Friday, March 19, 2010

a necklace

This is last of my project for the silversmithing class - a necklace that incorporates the finding (clasp) into the design.

lost wax casting process, part 2

After all the wax is melted out of the flask, it is put in a casting machine that pulls a vacuum through the plaster and helps pull the molten silver out to the edges of the cavities left by the wax.
Here is the same tree, now cast in silver.
It was pretty tricky cutting all the sprues off from the inside of the piece. Luckily the blade of a jeweler's saw can be threaded through holes and then attached to the saw frame.

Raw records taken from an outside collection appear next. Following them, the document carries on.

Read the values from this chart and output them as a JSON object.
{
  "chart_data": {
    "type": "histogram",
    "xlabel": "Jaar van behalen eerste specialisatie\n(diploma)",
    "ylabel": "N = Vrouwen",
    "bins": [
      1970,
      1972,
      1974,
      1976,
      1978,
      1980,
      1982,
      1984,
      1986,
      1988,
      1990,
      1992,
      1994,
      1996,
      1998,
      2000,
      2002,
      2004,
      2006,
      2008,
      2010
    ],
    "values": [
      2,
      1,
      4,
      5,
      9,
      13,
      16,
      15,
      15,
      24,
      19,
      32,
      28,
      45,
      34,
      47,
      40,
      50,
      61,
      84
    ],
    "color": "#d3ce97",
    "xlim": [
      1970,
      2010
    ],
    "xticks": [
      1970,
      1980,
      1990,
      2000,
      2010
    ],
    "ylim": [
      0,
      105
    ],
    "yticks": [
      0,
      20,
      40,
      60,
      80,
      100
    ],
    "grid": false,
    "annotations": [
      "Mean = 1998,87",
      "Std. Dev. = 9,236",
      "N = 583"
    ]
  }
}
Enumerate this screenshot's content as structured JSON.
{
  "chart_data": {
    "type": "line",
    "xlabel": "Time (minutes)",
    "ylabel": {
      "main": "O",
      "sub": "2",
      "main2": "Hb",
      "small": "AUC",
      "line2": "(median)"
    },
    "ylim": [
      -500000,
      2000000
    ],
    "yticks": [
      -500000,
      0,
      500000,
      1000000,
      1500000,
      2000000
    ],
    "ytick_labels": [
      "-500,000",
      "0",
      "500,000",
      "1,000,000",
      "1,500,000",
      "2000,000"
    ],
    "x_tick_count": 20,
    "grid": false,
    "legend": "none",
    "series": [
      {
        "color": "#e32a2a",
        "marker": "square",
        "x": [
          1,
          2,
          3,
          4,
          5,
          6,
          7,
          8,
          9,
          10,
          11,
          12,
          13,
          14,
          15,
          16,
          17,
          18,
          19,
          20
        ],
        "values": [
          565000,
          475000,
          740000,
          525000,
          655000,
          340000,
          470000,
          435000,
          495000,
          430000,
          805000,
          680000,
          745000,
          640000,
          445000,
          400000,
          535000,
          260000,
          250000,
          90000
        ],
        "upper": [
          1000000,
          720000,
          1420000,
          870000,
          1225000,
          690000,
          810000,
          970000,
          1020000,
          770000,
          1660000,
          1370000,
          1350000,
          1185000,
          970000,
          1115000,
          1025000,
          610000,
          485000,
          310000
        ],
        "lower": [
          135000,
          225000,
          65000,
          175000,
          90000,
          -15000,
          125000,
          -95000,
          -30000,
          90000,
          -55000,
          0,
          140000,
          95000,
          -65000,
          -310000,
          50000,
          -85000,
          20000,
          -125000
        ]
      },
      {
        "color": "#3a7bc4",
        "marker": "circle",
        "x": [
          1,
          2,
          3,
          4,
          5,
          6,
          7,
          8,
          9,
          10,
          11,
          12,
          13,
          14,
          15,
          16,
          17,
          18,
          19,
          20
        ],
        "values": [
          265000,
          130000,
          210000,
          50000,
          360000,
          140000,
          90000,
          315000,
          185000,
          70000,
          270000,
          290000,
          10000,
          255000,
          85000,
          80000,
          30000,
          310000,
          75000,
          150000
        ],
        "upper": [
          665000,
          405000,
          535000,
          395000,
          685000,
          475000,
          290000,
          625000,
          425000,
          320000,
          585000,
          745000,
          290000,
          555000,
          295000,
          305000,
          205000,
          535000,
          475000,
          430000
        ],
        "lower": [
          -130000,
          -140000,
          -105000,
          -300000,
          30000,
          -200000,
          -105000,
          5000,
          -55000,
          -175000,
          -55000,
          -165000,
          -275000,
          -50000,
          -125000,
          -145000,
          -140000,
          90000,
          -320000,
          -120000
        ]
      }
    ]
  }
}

And this is the final piece all polished up. The project was called the Volume Challenge - the piece had to weigh less than 1 gram in wax and not fit in any of the given boxes. I think this one passed the challenge. It was definitely big enough. The wax weighed 1.6 grams when I cast it, but then I did a lot of filing and sanding to the silver.

lost wax casting process

Here are some snapshots of the long process I went through for one of my silversmithing projects.
First I turned a hunk of machinable wax down into an elipsoid using the radius cutter on a lathe. The photo above shows a piece of acrylic being turned, but the setup was the same for the wax.

Here is the wax after turning and additional drilling using the drill press. The large central hole was used to hold the wax onto the aluminum lathe fixture.

I used an X-acto knife, small carving tools, and the Foredom flexishaft with different sized burrs for carving out the inside.

It broke a couple times, and I melted the tiny pieces back together.

The I sprued the carved wax onto a wax "tree" with a couple of other parts that I carved for a necklace project. The rubber base that you see here fits around a metal cylindrical flask that gets filled with plaster. The plaster hardens, the rubber base is removed, and the flask is placed inside a kiln to burn out the wax, leaving behind pathways for the molten metal to flow into the parts.

and the completed photo holders!

Here are the little photo holder guys after being cast in bronze, cut off the "tree," and polished up a little bit.
They were really fun to stack in interesting ways.
I drilled tiny holes and pressed in two little pins to hold each pair together. Since I had three pairs, I tried out some different finishing options. Here you can see one highly polished pair, one heated and treated with black patina, and one polished, patina-ed, re-polished, green patina-ed overnight, heat-treated, and black-patina-ed.
Here's a close-up of one of the bronze pins.
And the final product works! It makes a pretty good business card holder too.

silicone molding process

Here is the story of how I made multiple copies of my photo holders.
First I sketched how I wanted the photo holder to work. I was inspired by the idea of having it look like two little people were leaning against each other and holding the photo with their hands. Since the two little guys were identical halves, it was perfect for a multiples casting project.

I carved a hunk of wax using the bandsaw, jeweler's saw, Fordom (like a Dremel), X-acto knife, and smaller sharp carving blades. It was tricky to get the 3D geometry right (this is not the first piece of wax I attempted to carve this design in...).

Then I bent aluminum into a U shape large enough to contain the little guy, cut two side acrylic panels, and sprued my wax carving in the center (the pink wax above) to create a path for the wax to flow.
I filled the mold with silicone and got the bubbles out by letting it set up in a vacuum chamber.
Then I cut the mold basically in half, but actually the dissection was a little more complicated for this shape and it had about 4 main cuts. All this slicing ended up breaking the original wax guy, but that was fine because now with the mold I could inject lots and lots of little wax guys.